My back was damaged when I was still unconscious after an operation and, despite complaining about the pain, nobody listened to me.
The nerve to my bladder was damaged and I can need to go to the loo as many as four times, but usually two, in the night and need to get there pretty quickly.
It is a nuisance, especially when I cannot get back to sleep afterwards.
My sympathy to all male sufferers.
Sleep is so important as the body does much of it repair and maintenance during sleep. Have you noticed any possible triggers Jane?
It is just lying down.
I need to go, but my bladder is not full.
That sounds very annoying. Something must be signalling the urge, especially without a full bladder.
Yes, it is the damaged nerve.
My wife has to go once every night. It’s just a weak bladder, apparently. So if a woman can have it, so can men. It’s not always the prostate.

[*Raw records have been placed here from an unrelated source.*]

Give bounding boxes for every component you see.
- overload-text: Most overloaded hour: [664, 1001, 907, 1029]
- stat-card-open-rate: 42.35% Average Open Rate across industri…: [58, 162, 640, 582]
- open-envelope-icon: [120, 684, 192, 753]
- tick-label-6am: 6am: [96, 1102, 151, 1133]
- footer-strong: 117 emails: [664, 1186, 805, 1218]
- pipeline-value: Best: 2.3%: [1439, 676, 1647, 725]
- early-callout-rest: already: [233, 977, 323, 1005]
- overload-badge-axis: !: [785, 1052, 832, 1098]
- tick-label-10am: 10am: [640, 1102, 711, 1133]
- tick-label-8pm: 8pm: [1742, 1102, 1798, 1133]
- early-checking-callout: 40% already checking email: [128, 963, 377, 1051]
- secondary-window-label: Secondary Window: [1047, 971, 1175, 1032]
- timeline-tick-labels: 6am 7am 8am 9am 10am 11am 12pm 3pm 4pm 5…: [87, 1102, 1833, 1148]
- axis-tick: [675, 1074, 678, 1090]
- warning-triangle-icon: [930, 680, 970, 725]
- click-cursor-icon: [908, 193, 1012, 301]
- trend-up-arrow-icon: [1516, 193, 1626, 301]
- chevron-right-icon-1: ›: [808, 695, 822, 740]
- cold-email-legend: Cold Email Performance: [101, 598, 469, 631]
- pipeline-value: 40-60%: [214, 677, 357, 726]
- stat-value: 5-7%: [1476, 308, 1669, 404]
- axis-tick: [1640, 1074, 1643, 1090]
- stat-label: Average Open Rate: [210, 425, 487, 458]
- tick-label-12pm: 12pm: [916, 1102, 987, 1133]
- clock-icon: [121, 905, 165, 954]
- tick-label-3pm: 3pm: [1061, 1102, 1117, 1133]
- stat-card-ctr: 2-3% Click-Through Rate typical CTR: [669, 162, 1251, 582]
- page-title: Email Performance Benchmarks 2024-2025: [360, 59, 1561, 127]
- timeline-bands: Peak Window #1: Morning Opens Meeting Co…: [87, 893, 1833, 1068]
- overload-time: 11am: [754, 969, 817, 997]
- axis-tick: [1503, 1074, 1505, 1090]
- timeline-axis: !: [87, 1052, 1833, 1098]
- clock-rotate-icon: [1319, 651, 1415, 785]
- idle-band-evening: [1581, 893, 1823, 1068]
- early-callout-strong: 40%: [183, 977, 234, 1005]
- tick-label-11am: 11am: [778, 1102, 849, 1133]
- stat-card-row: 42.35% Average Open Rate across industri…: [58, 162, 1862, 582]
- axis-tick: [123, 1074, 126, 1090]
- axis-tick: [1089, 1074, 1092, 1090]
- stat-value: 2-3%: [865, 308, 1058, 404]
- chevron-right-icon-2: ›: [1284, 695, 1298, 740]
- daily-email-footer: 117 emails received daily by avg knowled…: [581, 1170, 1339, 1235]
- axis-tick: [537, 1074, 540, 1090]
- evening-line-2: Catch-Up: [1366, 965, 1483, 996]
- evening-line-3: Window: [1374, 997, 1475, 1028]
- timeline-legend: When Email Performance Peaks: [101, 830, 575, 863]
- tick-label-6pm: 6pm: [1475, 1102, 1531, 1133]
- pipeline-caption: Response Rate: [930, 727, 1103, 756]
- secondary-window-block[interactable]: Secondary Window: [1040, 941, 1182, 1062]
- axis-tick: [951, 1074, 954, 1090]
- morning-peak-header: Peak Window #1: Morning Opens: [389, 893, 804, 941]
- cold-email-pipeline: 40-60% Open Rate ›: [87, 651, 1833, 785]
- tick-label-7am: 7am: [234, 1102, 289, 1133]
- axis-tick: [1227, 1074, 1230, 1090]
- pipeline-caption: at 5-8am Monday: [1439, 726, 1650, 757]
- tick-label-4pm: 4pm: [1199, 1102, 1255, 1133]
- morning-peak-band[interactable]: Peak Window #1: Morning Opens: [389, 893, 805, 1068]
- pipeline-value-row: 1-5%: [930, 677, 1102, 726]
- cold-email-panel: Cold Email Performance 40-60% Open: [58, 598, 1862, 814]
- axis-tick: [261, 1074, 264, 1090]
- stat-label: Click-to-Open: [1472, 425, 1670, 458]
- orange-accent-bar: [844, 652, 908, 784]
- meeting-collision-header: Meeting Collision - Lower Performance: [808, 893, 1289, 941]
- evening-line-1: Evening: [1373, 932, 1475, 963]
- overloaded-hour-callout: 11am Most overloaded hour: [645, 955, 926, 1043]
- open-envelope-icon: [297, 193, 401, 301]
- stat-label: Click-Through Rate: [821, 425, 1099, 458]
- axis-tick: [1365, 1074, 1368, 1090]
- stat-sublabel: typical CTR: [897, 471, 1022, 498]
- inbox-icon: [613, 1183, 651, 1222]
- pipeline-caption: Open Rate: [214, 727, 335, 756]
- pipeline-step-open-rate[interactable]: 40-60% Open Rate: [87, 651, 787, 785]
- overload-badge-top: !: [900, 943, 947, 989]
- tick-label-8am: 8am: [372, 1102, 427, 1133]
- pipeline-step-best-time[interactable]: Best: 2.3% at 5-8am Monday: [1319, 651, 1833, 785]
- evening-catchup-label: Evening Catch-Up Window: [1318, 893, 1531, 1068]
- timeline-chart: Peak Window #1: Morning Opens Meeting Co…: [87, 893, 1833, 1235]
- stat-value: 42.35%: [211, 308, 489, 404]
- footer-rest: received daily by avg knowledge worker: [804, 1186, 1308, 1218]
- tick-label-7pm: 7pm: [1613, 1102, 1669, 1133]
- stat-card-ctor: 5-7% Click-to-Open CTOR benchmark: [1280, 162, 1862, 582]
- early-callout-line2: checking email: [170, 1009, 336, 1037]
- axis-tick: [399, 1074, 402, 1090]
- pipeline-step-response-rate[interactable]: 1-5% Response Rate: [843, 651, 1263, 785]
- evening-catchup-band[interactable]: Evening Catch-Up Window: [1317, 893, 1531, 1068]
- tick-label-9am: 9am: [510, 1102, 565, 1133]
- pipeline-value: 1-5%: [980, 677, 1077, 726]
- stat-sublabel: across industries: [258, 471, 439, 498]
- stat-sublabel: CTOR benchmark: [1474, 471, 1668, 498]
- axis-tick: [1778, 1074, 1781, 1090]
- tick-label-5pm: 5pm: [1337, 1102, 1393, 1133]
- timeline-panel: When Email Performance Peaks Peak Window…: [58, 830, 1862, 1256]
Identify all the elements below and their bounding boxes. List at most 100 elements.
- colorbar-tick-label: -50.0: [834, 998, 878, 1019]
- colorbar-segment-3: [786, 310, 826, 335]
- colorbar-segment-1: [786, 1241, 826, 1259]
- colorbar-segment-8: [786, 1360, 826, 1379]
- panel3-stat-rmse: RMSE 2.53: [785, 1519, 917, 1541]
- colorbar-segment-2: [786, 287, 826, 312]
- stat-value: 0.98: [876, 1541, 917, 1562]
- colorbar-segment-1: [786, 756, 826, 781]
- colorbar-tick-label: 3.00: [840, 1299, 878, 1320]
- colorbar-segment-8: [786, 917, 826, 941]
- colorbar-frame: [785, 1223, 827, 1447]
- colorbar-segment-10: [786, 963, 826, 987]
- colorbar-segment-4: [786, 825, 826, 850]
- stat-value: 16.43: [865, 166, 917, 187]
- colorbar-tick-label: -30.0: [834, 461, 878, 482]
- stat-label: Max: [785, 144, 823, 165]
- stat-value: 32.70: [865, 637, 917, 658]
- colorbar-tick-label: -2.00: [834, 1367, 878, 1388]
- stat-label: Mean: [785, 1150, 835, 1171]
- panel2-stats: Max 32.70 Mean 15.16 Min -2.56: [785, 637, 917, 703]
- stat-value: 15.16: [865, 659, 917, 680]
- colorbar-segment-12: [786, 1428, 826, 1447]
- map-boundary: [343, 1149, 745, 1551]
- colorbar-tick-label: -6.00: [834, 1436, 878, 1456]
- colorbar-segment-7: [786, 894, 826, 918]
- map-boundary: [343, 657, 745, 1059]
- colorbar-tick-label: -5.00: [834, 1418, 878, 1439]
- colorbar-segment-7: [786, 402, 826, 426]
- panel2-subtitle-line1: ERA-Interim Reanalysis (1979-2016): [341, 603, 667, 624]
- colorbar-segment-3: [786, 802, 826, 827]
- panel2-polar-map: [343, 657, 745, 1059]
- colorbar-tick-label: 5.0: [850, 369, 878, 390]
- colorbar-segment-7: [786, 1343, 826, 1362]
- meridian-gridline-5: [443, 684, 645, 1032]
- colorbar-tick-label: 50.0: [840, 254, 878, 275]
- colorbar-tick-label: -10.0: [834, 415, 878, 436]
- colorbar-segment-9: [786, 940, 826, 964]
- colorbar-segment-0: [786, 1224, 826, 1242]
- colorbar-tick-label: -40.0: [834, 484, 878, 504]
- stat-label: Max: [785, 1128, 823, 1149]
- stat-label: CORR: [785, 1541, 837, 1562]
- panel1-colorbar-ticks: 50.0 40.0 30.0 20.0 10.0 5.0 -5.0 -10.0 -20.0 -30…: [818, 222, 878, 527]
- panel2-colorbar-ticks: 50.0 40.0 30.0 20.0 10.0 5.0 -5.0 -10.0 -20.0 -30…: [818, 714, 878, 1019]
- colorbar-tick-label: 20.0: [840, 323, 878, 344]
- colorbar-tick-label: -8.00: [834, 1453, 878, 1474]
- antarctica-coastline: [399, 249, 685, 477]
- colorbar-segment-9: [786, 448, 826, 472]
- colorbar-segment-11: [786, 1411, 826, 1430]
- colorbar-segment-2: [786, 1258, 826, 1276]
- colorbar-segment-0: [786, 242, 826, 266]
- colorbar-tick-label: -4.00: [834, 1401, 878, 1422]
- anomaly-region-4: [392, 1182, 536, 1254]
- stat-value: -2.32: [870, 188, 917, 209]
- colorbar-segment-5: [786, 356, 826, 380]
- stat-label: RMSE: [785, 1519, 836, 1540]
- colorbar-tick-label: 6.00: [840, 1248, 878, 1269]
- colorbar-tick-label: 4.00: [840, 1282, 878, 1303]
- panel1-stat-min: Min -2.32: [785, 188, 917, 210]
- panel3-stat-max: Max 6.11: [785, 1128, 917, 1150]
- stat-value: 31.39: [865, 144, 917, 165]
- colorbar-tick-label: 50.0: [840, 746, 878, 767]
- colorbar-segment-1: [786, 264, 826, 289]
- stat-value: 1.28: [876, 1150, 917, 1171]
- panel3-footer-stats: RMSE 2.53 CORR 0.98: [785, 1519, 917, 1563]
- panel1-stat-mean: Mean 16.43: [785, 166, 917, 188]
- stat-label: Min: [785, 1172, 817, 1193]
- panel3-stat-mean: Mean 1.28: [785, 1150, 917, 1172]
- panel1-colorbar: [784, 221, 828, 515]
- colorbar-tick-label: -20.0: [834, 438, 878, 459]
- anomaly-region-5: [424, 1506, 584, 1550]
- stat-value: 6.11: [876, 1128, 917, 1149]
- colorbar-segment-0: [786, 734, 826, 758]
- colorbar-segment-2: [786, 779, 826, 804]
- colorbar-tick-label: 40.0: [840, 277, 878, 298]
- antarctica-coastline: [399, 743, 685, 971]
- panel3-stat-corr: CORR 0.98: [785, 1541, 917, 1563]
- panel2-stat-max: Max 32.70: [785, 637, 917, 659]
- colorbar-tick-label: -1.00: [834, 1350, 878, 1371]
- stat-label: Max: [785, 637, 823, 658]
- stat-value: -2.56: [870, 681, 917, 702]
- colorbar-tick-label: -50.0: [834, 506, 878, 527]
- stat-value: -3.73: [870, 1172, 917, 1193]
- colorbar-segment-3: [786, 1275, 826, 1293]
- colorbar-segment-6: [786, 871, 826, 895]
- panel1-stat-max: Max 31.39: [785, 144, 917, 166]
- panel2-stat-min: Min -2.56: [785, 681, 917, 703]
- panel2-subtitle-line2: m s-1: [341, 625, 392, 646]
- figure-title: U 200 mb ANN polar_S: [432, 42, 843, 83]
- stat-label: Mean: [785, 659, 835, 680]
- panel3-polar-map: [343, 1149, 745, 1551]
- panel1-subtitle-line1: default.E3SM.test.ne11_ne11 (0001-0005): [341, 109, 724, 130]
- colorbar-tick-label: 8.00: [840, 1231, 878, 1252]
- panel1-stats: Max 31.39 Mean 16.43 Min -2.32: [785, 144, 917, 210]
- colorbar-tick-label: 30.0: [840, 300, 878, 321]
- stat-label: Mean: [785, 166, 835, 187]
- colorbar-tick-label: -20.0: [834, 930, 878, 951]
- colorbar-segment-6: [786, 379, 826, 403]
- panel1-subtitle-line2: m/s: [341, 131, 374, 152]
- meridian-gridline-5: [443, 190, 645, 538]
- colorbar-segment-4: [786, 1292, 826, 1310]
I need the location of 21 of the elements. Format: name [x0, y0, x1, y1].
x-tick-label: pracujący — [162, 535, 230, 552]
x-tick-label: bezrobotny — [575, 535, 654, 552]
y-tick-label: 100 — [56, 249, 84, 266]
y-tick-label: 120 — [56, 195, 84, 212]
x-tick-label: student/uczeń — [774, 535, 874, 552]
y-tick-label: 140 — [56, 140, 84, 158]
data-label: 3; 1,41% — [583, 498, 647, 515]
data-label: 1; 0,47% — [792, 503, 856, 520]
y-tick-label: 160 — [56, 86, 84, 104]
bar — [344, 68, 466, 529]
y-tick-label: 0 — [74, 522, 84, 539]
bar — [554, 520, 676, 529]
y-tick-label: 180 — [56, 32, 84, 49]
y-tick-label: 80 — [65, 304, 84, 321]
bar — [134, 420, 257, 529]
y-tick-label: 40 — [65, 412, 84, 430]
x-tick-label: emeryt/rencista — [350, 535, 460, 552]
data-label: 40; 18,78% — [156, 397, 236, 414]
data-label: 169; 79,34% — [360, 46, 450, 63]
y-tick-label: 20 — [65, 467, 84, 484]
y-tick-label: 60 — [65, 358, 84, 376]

True, pelvic floor muscles go through a lot, especially with childbirth it seems.
My DIL has had electric stimulation treatment following the birth of both children as part of her post natal re-education and is the norm as part of the birth plan.
Everyone in France has perineal reeducation post partum because otherwise incontinence looms on the horizon and we don’t see it as normal. None of that vague “doing the Kegels are we” you get in the UK.
ROFL whilst doing leg raises. ![]()
I don’t know many people my age who do trampolining and when I asked why (I love it and it is such fun and a good workout) I was told peeing yourself was a possible problem, so make of that what you will.